Since it is a food of the gods, cocoa can be considered a sacred plant. The Maya had a festival in April in which they sacrificed animals to the cacao god. Men used it as a ritualistic drink. They believed that it was toxic for women and children. That sounds more like sacrilege than sacred to me!

Monday, July 15, 2013

Cedrus Libani--Sacred Plant

This cedar is mentioned in the Bible 75 times. It was used in temples, palaces, ship masts, wardrobes, and chariots. It was also used to purify lepers and circumcise boys. According to the Psalms, the tree was created to glorify god and planted by god. So god planted the cedars to glorify himself? Didn't she plant everything? I'm confused!

Other cultures also used this tree. The Phoenicians used it to build ships and houses. The Egyptians used it in mummification. It was commonly exported. In fact, it was loved to death. Consequently, conservation efforts first started in CE 118 by Hadrian.

As you might guess, the Cedar of Lebanon is a national symbol of Lebanon and is on the flag of that country. Lebanon is called the Land of the Cedars sometimes.
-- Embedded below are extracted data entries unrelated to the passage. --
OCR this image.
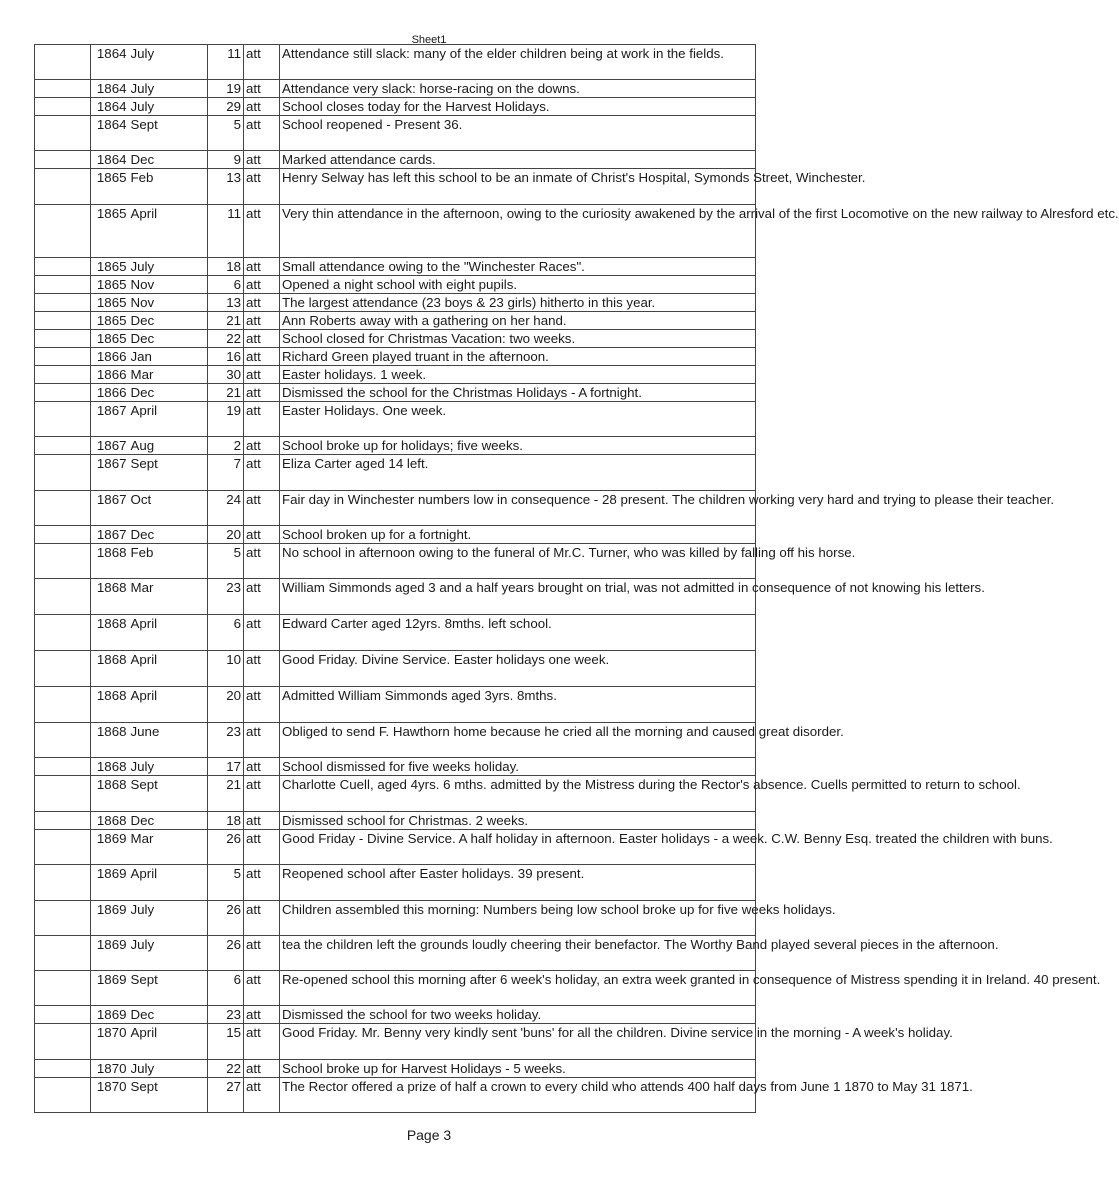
Sheet1
	1864	July	11	att	Attendance still slack: many of the elder children being at work in the fields.
	1864	July	19	att	Attendance very slack: horse-racing on the downs.
	1864	July	29	att	School closes today for the Harvest Holidays.
	1864	Sept	5	att	School reopened - Present 36.
	1864	Dec	9	att	Marked attendance cards.
	1865	Feb	13	att	Henry Selway has left this school to be an inmate of Christ's Hospital, Symonds Street, Winchester.
	1865	April	11	att	Very thin attendance in the afternoon, owing to the curiosity awakened by the arrival of the first Locomotive on the new railway to Alresford etc.
	1865	July	18	att	Small attendance owing to the "Winchester Races".
	1865	Nov	6	att	Opened a night school with eight pupils.
	1865	Nov	13	att	The largest attendance (23 boys & 23 girls) hitherto in this year.
	1865	Dec	21	att	Ann Roberts away with a gathering on her hand.
	1865	Dec	22	att	School closed for Christmas Vacation: two weeks.
	1866	Jan	16	att	Richard Green played truant in the afternoon.
	1866	Mar	30	att	Easter holidays. 1 week.
	1866	Dec	21	att	Dismissed the school for the Christmas Holidays - A fortnight.
	1867	April	19	att	Easter Holidays. One week.
	1867	Aug	2	att	School broke up for holidays; five weeks.
	1867	Sept	7	att	Eliza Carter aged 14 left.
	1867	Oct	24	att	Fair day in Winchester numbers low in consequence - 28 present. The children working very hard and trying to please their teacher.
	1867	Dec	20	att	School broken up for a fortnight.
	1868	Feb	5	att	No school in afternoon owing to the funeral of Mr.C. Turner, who was killed by falling off his horse.
	1868	Mar	23	att	William Simmonds aged 3 and a half years brought on trial, was not admitted in consequence of not knowing his letters.
	1868	April	6	att	Edward Carter aged 12yrs. 8mths. left school.
	1868	April	10	att	Good Friday. Divine Service. Easter holidays one week.
	1868	April	20	att	Admitted William Simmonds aged 3yrs. 8mths.
	1868	June	23	att	Obliged to send F. Hawthorn home because he cried all the morning and caused great disorder.
	1868	July	17	att	School dismissed for five weeks holiday.
	1868	Sept	21	att	Charlotte Cuell, aged 4yrs. 6 mths. admitted by the Mistress during the Rector's absence. Cuells permitted to return to school.
	1868	Dec	18	att	Dismissed school for Christmas. 2 weeks.
	1869	Mar	26	att	Good Friday - Divine Service. A half holiday in afternoon. Easter holidays - a week. C.W. Benny Esq. treated the children with buns.
	1869	April	5	att	Reopened school after Easter holidays. 39 present.
	1869	July	26	att	Children assembled this morning: Numbers being low school broke up for five weeks holidays.
	1869	July	26	att	tea the children left the grounds loudly cheering their benefactor. The Worthy Band played several pieces in the afternoon.
	1869	Sept	6	att	Re-opened school this morning after 6 week's holiday, an extra week granted in consequence of Mistress spending it in Ireland. 40 present.
	1869	Dec	23	att	Dismissed the school for two weeks holiday.
	1870	April	15	att	Good Friday. Mr. Benny very kindly sent 'buns' for all the children. Divine service in the morning - A week's holiday.
	1870	July	22	att	School broke up for Harvest Holidays - 5 weeks.
	1870	Sept	27	att	The Rector offered a prize of half a crown to every child who attends 400 half days from June 1 1870 to May 31 1871.
Page 3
The Cedar of Lebanon has been in use in gardens for hundreds of years. This one is in the UC Botanical Garden.

Saturday, July 13, 2013

Caterpillar Killers Almost Done

Just a few little tweaks and some color, and this will be done. My graphic artist did a great job illustrating the plants, animals and the pesticide bottle. Now I have to figure out what to say about the different things that are enemies of butterfly larvae. Got any ideas?

Monday, July 8, 2013

Caterpillar Killers, Next Draft

So, I decided to use a spiral as a popup. Then of course it has to be passion vine with Gulf Fritillaries. Although, I suppose there are other possibilities, such as Pipevine Swallowtails on Aristolochia. Still pretty crude. But the idea is there.

Saturday, July 6, 2013

Caterpillar Killers

I've started working on a new papercraft. I am thinking of calling it Caterpillar Killers. I love the alliteration, but it seems rather harsh. Maybe Enemies of Caterpillars would be better. It will show a caterpillar on a plant, surrounded by things that could kill it: pesticides, birds, snakes, spiders, parasites, diseases, etc. This is the first try. It has a long ways to go!

Friday, July 5, 2013


My husband found this dragon fly inside on the floor this morning. I guess it came inside to die. I took it outside and put in on a bouquet on the back deck, and it is still there. Maybe I should try feeding it some insects, but I am just not that dedicated. I wonder what kind it is.